Virginica MBDSeq Day 3

Dynabeads are dynamite

But first, a couple of things I forgot to mention I did yesterday:

  • Made 10 mL of the 1x Bind/Wash Buffer following the MethylMiner protocol
    • 2 mL 5x Bind/Wash Buffer mixed with 8 mL DNAse free water
  • Sample 106 had a very low concentration of DNA, so Sam set it in the speed vacuum to evaporate the liquid and further concentrate it before I used it

Today, I went through the protocol and stopped when incubating the DNA, dynabeads, and MBD-Biotin protein together. The reagent volumes I used in several steps, if not specified below, can be found here.

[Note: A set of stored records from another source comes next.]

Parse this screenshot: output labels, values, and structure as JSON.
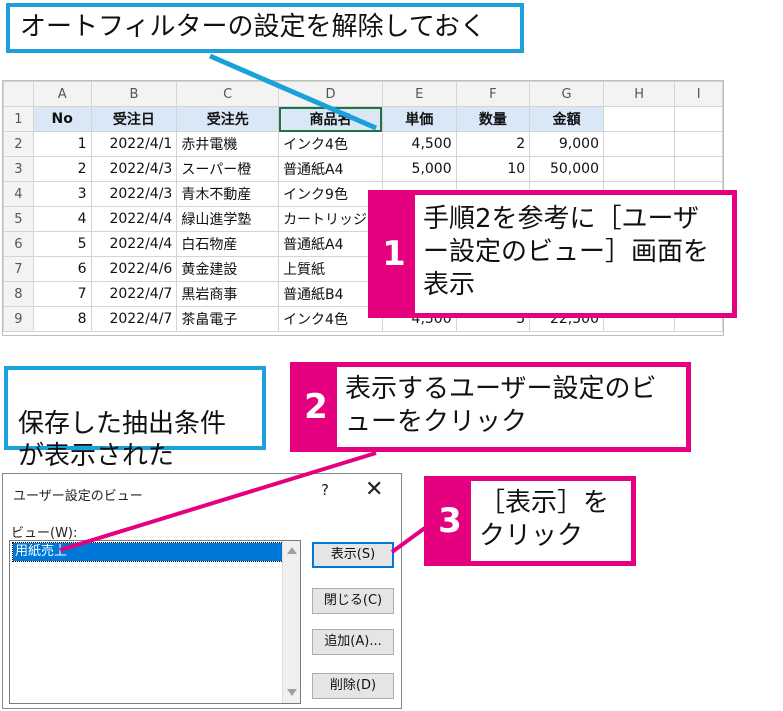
{
  "callout_top": "オートフィルターの設定を解除しておく",
  "callout_saved": "保存した抽出条件\nが表示された",
  "callout1": {
    "num": "1",
    "text": "手順2を参考に［ユーザー設定のビュー］画面を表示"
  },
  "callout2": {
    "num": "2",
    "text": "表示するユーザー設定のビューをクリック"
  },
  "callout3": {
    "num": "3",
    "text": "［表示］をクリック"
  },
  "colors": {
    "blue_border": "#1aa0db",
    "pink": "#e4007f",
    "header_fill": "#d9e7f7",
    "select_blue": "#0078d7"
  },
  "sheet": {
    "col_letters": [
      "A",
      "B",
      "C",
      "D",
      "E",
      "F",
      "G",
      "H",
      "I"
    ],
    "headers": [
      "No",
      "受注日",
      "受注先",
      "商品名",
      "単価",
      "数量",
      "金額"
    ],
    "rows": [
      [
        "1",
        "2022/4/1",
        "赤井電機",
        "インク4色",
        "4,500",
        "2",
        "9,000"
      ],
      [
        "2",
        "2022/4/3",
        "スーパー橙",
        "普通紙A4",
        "5,000",
        "10",
        "50,000"
      ],
      [
        "3",
        "2022/4/3",
        "青木不動産",
        "インク9色",
        "",
        "",
        ""
      ],
      [
        "4",
        "2022/4/4",
        "緑山進学塾",
        "カートリッジ",
        "",
        "",
        ""
      ],
      [
        "5",
        "2022/4/4",
        "白石物産",
        "普通紙A4",
        "",
        "",
        ""
      ],
      [
        "6",
        "2022/4/6",
        "黄金建設",
        "上質紙",
        "",
        "",
        ""
      ],
      [
        "7",
        "2022/4/7",
        "黒岩商事",
        "普通紙B4",
        "",
        "",
        ""
      ],
      [
        "8",
        "2022/4/7",
        "茶畠電子",
        "インク4色",
        "4,500",
        "5",
        "22,500"
      ]
    ]
  },
  "dialog": {
    "title": "ユーザー設定のビュー",
    "help": "?",
    "close": "✕",
    "list_label": "ビュー(W):",
    "list_items": [
      "用紙売上"
    ],
    "buttons": {
      "show": "表示(S)",
      "close": "閉じる(C)",
      "add": "追加(A)...",
      "delete": "削除(D)"
    }
  }
}
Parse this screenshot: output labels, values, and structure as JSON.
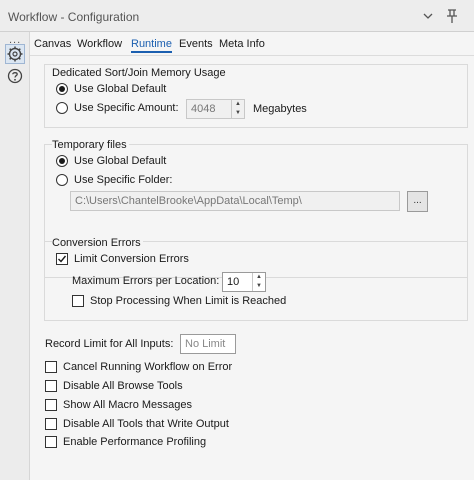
{
  "window": {
    "title": "Workflow - Configuration",
    "controls": {
      "dropdown": "▾",
      "pin": "📌"
    }
  },
  "sidebar": {
    "dots": "...",
    "items": [
      {
        "icon": "gear-icon",
        "active": true
      },
      {
        "icon": "help-icon",
        "active": false
      }
    ]
  },
  "tabs": [
    {
      "label": "Canvas",
      "active": false
    },
    {
      "label": "Workflow",
      "active": false
    },
    {
      "label": "Runtime",
      "active": true
    },
    {
      "label": "Events",
      "active": false
    },
    {
      "label": "Meta Info",
      "active": false
    }
  ],
  "memory": {
    "title": "Dedicated Sort/Join Memory Usage",
    "global_label": "Use Global Default",
    "specific_label": "Use Specific Amount:",
    "amount": "4048",
    "unit": "Megabytes",
    "selected": "global"
  },
  "temp": {
    "title": "Temporary files",
    "global_label": "Use Global Default",
    "specific_label": "Use Specific Folder:",
    "folder_path": "C:\\Users\\ChantelBrooke\\AppData\\Local\\Temp\\",
    "browse_label": "...",
    "selected": "global"
  },
  "conversion": {
    "title": "Conversion Errors",
    "limit_label": "Limit Conversion Errors",
    "limit_checked": true,
    "max_label": "Maximum Errors per Location:",
    "max_value": "10",
    "stop_label": "Stop Processing When Limit is Reached",
    "stop_checked": false
  },
  "record_limit": {
    "label": "Record Limit for All Inputs:",
    "placeholder": "No Limit"
  },
  "options": [
    {
      "label": "Cancel Running Workflow on Error",
      "checked": false
    },
    {
      "label": "Disable All Browse Tools",
      "checked": false
    },
    {
      "label": "Show All Macro Messages",
      "checked": false
    },
    {
      "label": "Disable All Tools that Write Output",
      "checked": false
    },
    {
      "label": "Enable Performance Profiling",
      "checked": false
    }
  ]
}
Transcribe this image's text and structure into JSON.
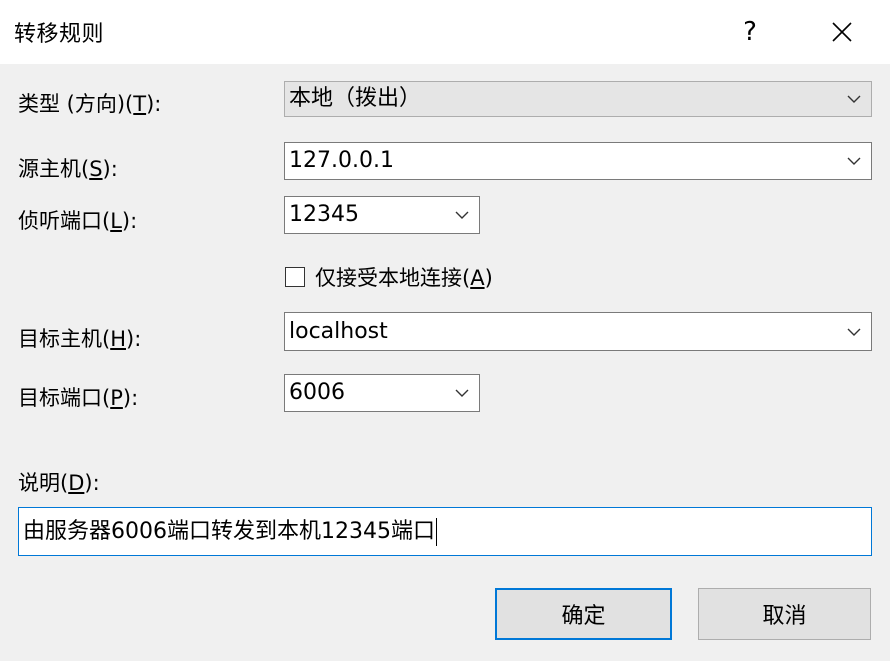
{
  "window": {
    "title": "转移规则",
    "help_glyph": "?",
    "close_icon": "close-icon"
  },
  "type_field": {
    "label_pre": "类型 (方向)(",
    "label_key": "T",
    "label_post": "):",
    "value": "本地（拨出）"
  },
  "source_host": {
    "label_pre": "源主机(",
    "label_key": "S",
    "label_post": "):",
    "value": "127.0.0.1"
  },
  "listen_port": {
    "label_pre": "侦听端口(",
    "label_key": "L",
    "label_post": "):",
    "value": "12345"
  },
  "local_only": {
    "label_pre": "仅接受本地连接(",
    "label_key": "A",
    "label_post": ")",
    "checked": false
  },
  "target_host": {
    "label_pre": "目标主机(",
    "label_key": "H",
    "label_post": "):",
    "value": "localhost"
  },
  "target_port": {
    "label_pre": "目标端口(",
    "label_key": "P",
    "label_post": "):",
    "value": "6006"
  },
  "description": {
    "label_pre": "说明(",
    "label_key": "D",
    "label_post": "):",
    "value": "由服务器6006端口转发到本机12345端口"
  },
  "buttons": {
    "ok": "确定",
    "cancel": "取消"
  },
  "colors": {
    "focus_blue": "#0078d7",
    "window_bg": "#f0f0f0"
  }
}
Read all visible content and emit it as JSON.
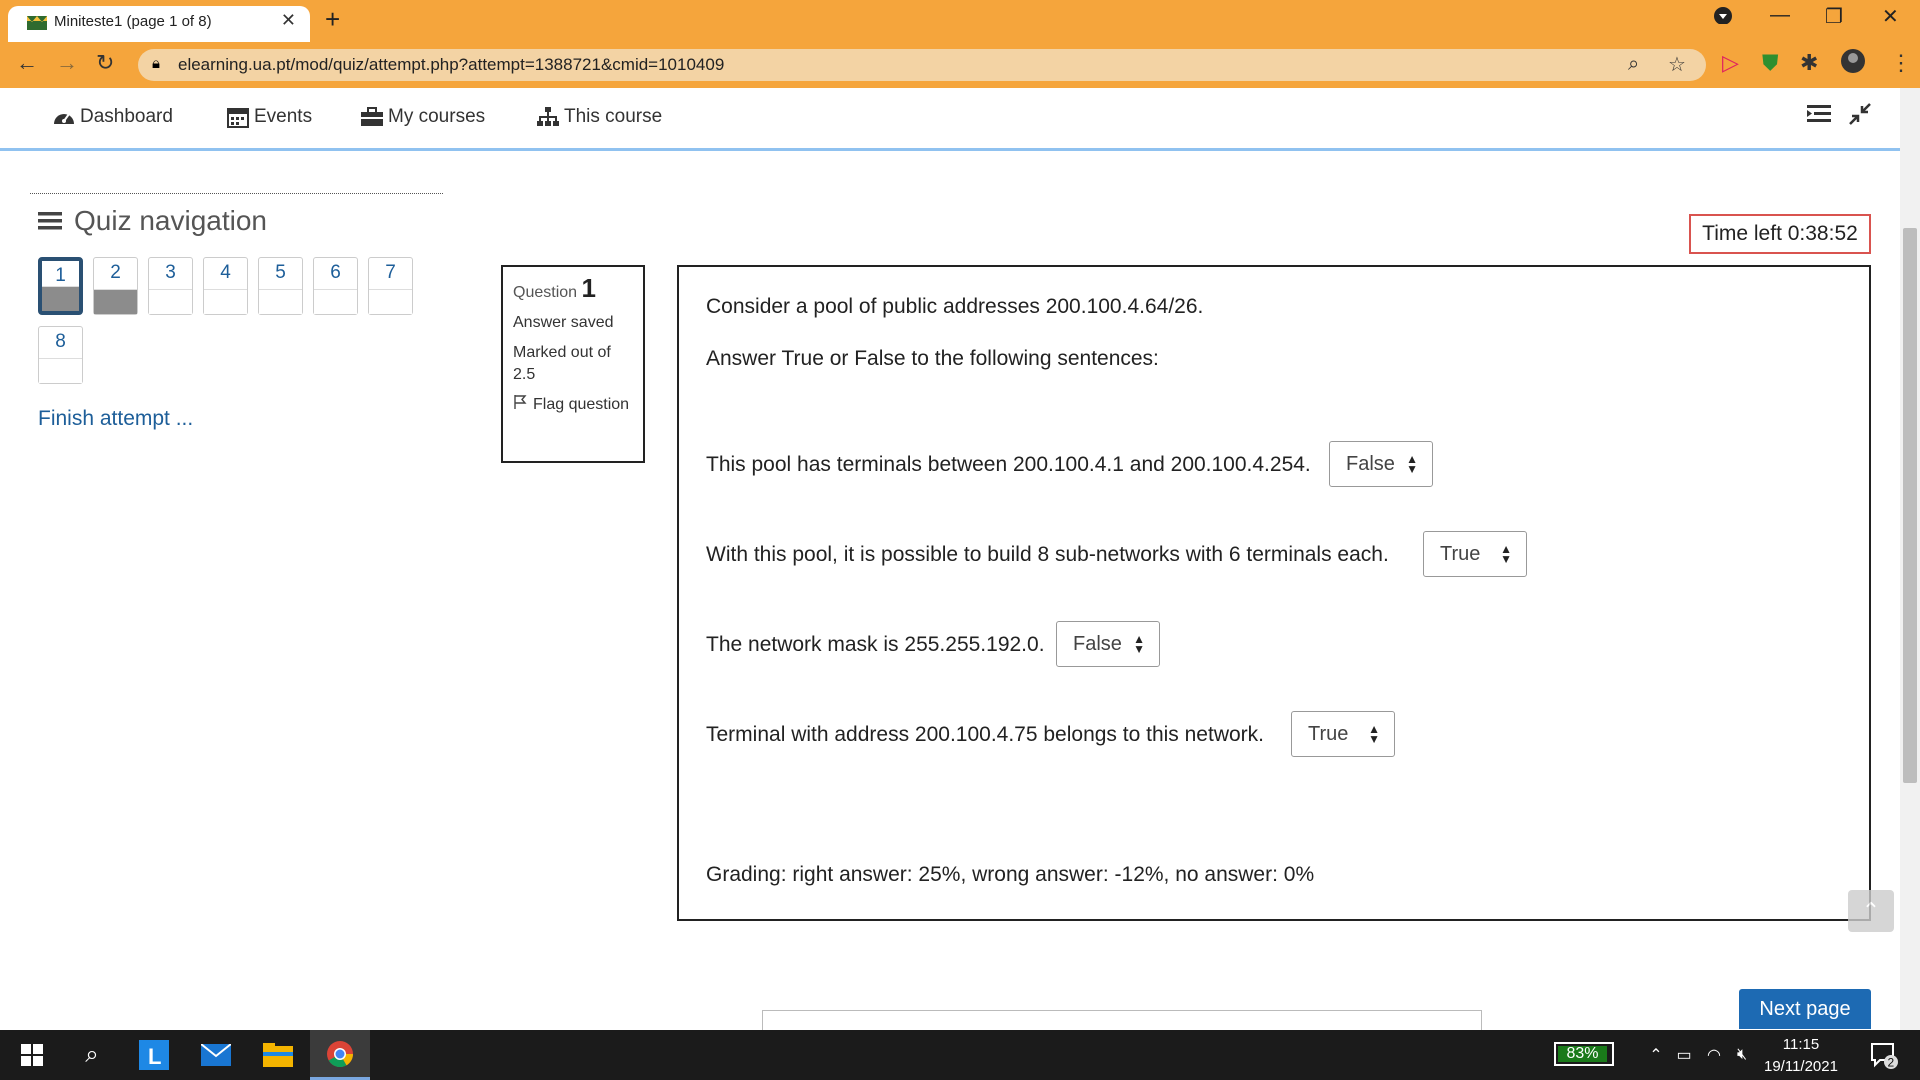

Step 1: Calculate new concentration for sample 106

  • Sam removed the sample from the speed vacuum yesterday and placed the sample back in the fridge.
  • Used a pipet to measure volume of sample
  • Calculated the new sample concentration using the original sample concentration, the original volume, and the new volume
  • Calculated the volume of DNAse-free water needed to dilute the sample to 25 ng/µL, which is the concentration specified by the protocol
  • Added DNAse-free water to sample

Step 2: Prepare beads

  • Labelled ten 1.7 mL centrifuge tubes with sample number and “B” (ex. 31 B)
  • Obtained Dynabead stock from fridge
  • Resuspended beads by gently pipetting up and down
  • Added 10 µL of beads for each µg of DNA to each centrifuge tube
  • Brought volume in tube up to 100 µL with 1x Bind/Wash Buffer, and gently mixed tube contents by pipetting
  • For each tube:
    • Placed tubes on a magnetic rack for 1 minute to concentrate beads
    • Kept tube in rack and removed supernatant. It’s important to not touch the beads in this step!
    • Immediately removed tube in the rack and added 100 µL of 1X Bind/Wash Buffer to resuspend beads. The beads cannot be left dry for more than a minute.
    • Repeated this procedure a total of two times.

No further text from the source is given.